8. The method for constructing a wafer fabrication process control model according to claim 7, characterized in that, Adjust the type of cutting data: Prioritize adjusting the workpiece feed speed and cutting fluid flow rate, then adjust the cutting line speed and swing angle, and finally adjust the cutting line tension, cutting fluid temperature, and auxiliary material concentration. Methods for adjusting cutting data: When the surface shape deviates significantly from the reference range, adjust at least one of the following: workpiece feed speed, cutting fluid flow rate, and cutting fluid temperature; when the surface shape deviates slightly from the reference range, adjust at least one of the following: cutting line tension, cutting line speed, swing angle, and auxiliary material concentration. Adjust the type of grinding data: prioritize adjusting relative rotation speed, pressure, and grinding fluid flow rate, then adjust grinding fluid temperature and grinding fluid mass concentration; Adjustment methods for grinding data: When the surface profile deviates significantly from the reference range, adjust the grinding slurry temperature and / or the grinding slurry concentration; when the surface profile deviates slightly from the reference range, adjust at least one of the relative rotation speed, pressure, and grinding slurry flow rate. Adjust the type of polishing data: prioritize adjusting pressure, relative rotation speed, and polishing fluid flow rate, then adjust polishing fluid mass concentration and polishing fluid temperature; Polishing data adjustment methods: When the surface shape deviates significantly from the reference range, adjust the relative rotation speed and / or polishing slurry temperature; when the surface shape deviates slightly from the reference range, adjust at least one of the following: polishing slurry concentration, pressure, and polishing slurry flow rate.
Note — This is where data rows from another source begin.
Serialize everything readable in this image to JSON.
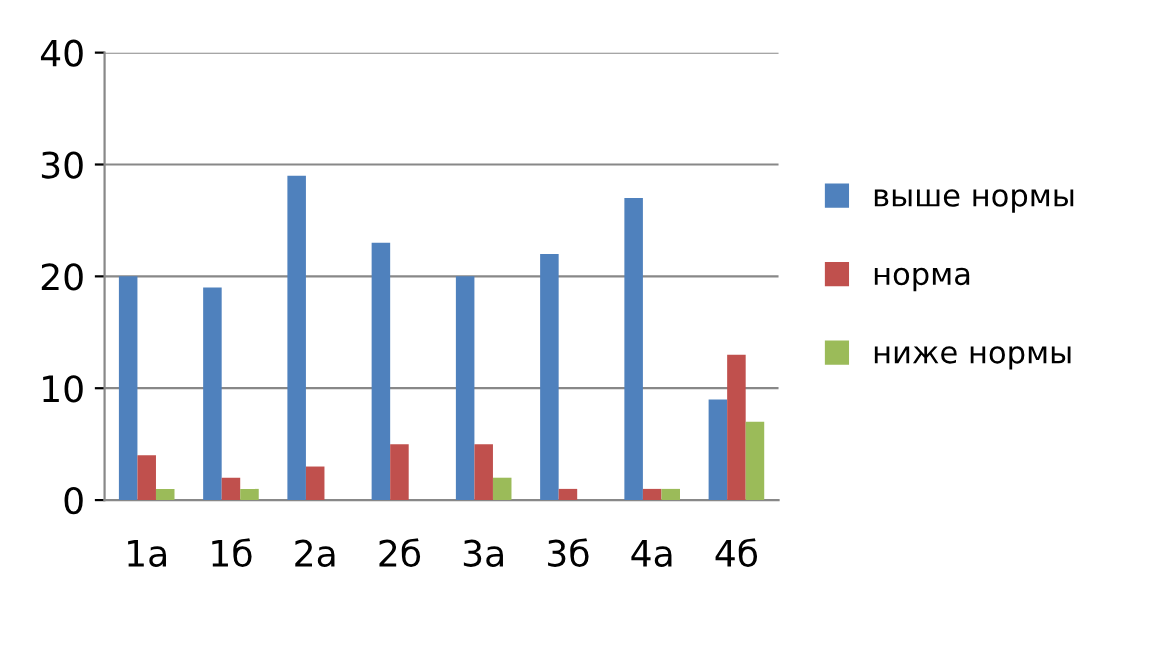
{
  "chart_data": {
    "type": "bar",
    "categories": [
      "1а",
      "1б",
      "2а",
      "2б",
      "3а",
      "3б",
      "4а",
      "4б"
    ],
    "series": [
      {
        "name": "выше нормы",
        "color": "#4f81bd",
        "values": [
          20,
          19,
          29,
          23,
          20,
          22,
          27,
          9
        ]
      },
      {
        "name": "норма",
        "color": "#c0504d",
        "values": [
          4,
          2,
          3,
          5,
          5,
          1,
          1,
          13
        ]
      },
      {
        "name": "ниже нормы",
        "color": "#9bbb59",
        "values": [
          1,
          1,
          0,
          0,
          2,
          0,
          1,
          7
        ]
      }
    ],
    "ylim": [
      0,
      40
    ],
    "yticks": [
      0,
      10,
      20,
      30,
      40
    ],
    "grid": "y",
    "legend": "right"
  }
}
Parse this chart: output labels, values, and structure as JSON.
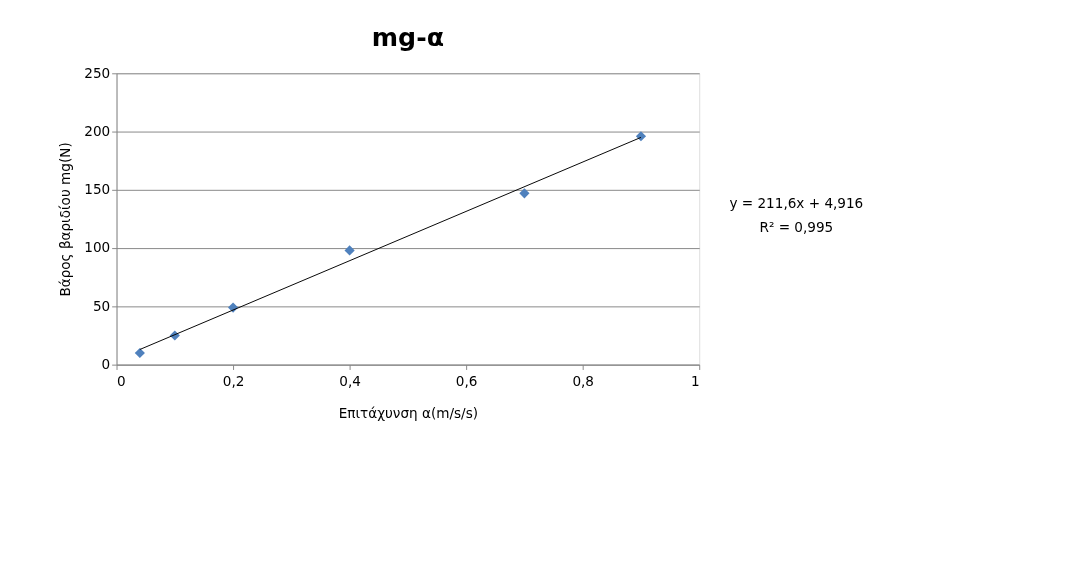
{
  "chart_data": {
    "type": "scatter",
    "title": "mg-α",
    "xlabel": "Επιτάχυνση α(m/s/s)",
    "ylabel": "Βάρος βαριδίου mg(N)",
    "x": [
      0.04,
      0.1,
      0.2,
      0.4,
      0.7,
      0.9
    ],
    "series": [
      {
        "color": "#4f81bd",
        "values": [
          10,
          25,
          49,
          98,
          147,
          196
        ]
      },
      {
        "type": "line",
        "marker": "none",
        "color": "#000000",
        "x": [
          0.04,
          0.9
        ],
        "values": [
          13,
          195
        ]
      }
    ],
    "xlim": [
      0,
      1
    ],
    "ylim": [
      0,
      250
    ],
    "xticks": [
      0,
      {
        "value": 0.2,
        "label": "0,2"
      },
      {
        "value": 0.4,
        "label": "0,4"
      },
      {
        "value": 0.6,
        "label": "0,6"
      },
      {
        "value": 0.8,
        "label": "0,8"
      },
      1
    ],
    "yticks": [
      0,
      50,
      100,
      150,
      200,
      250
    ],
    "grid": "y",
    "marker": "diamond",
    "annotations": [
      "y = 211,6x + 4,916",
      "R² = 0,995"
    ]
  }
}
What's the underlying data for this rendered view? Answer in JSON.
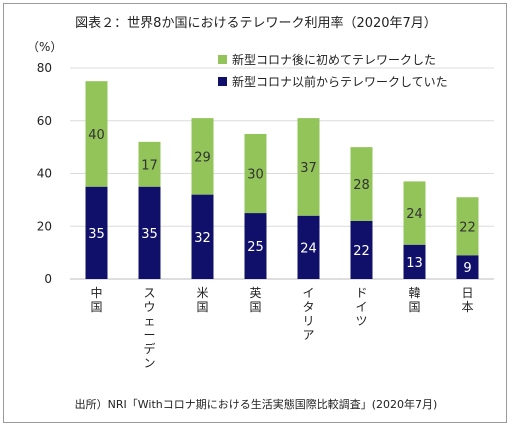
{
  "chart_data": {
    "type": "bar",
    "stacked": true,
    "title": "図表２：世界8か国におけるテレワーク利用率（2020年7月）",
    "ylabel": "（%）",
    "ylim": [
      0,
      80
    ],
    "yticks": [
      0,
      20,
      40,
      60,
      80
    ],
    "grid": true,
    "legend_position": "top-right",
    "categories": [
      "中国",
      "スウェーデン",
      "米国",
      "英国",
      "イタリア",
      "ドイツ",
      "韓国",
      "日本"
    ],
    "series": [
      {
        "name": "新型コロナ以前からテレワークしていた",
        "color": "#10106b",
        "label_color": "#ffffff",
        "values": [
          35,
          35,
          32,
          25,
          24,
          22,
          13,
          9
        ]
      },
      {
        "name": "新型コロナ後に初めてテレワークした",
        "color": "#92c45a",
        "label_color": "#333333",
        "values": [
          40,
          17,
          29,
          30,
          37,
          28,
          24,
          22
        ]
      }
    ],
    "legend_order": [
      1,
      0
    ],
    "source": "出所）NRI「Withコロナ期における生活実態国際比較調査」(2020年7月)"
  }
}
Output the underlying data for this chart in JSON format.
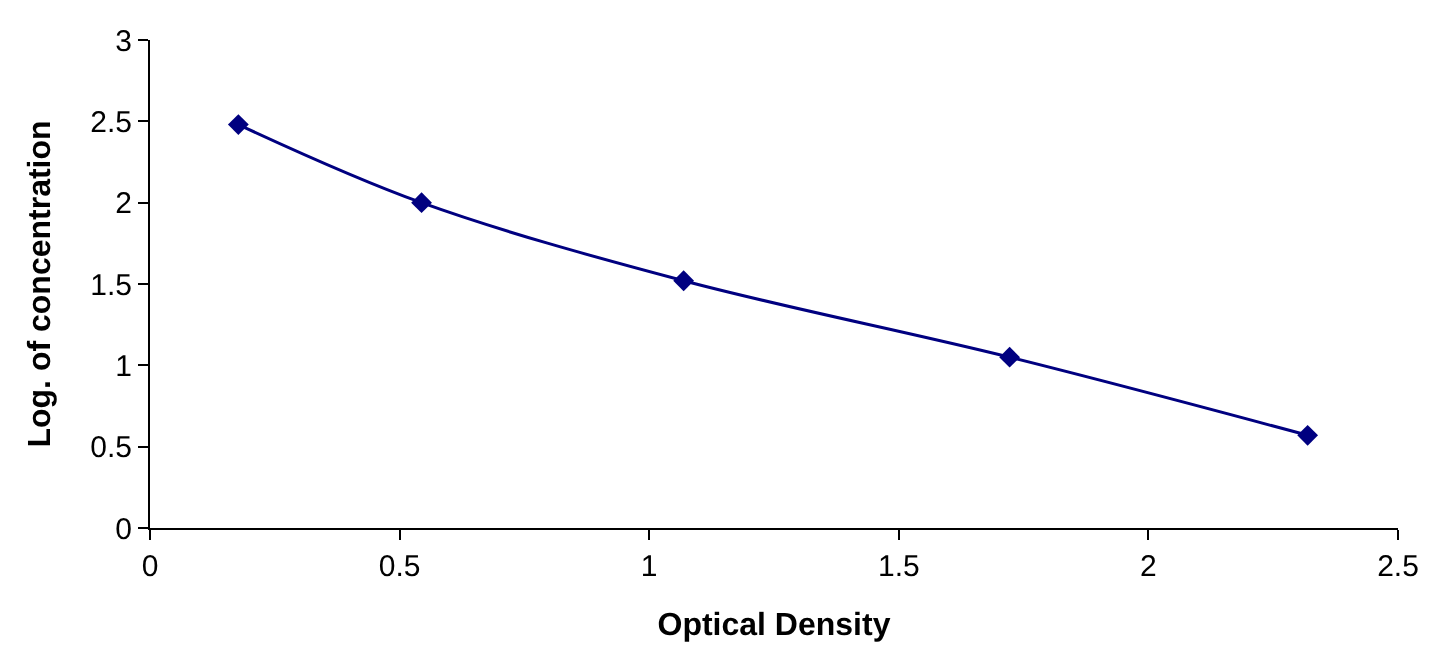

Adjust the type of cleaning data: prioritize adjusting the cleaning fluid flow rate and cleaning time, then adjust the cleaning fluid temperature; Adjustment method for cleaning data: When the surface pattern deviates significantly from the reference range, adjust the cleaning fluid flow rate and / or cleaning fluid temperature; When the surface pattern deviates from the reference range by a small amount, adjust the cleaning fluid flow rate and / or cleaning time.
9. The method for constructing a wafer fabrication process control model according to claim 1, characterized in that, The cutting temperature field data includes temperature distribution information based on the cross-section of the crystal rod, which is either grid-space distributed temperature data or image-based visualized temperature distribution information.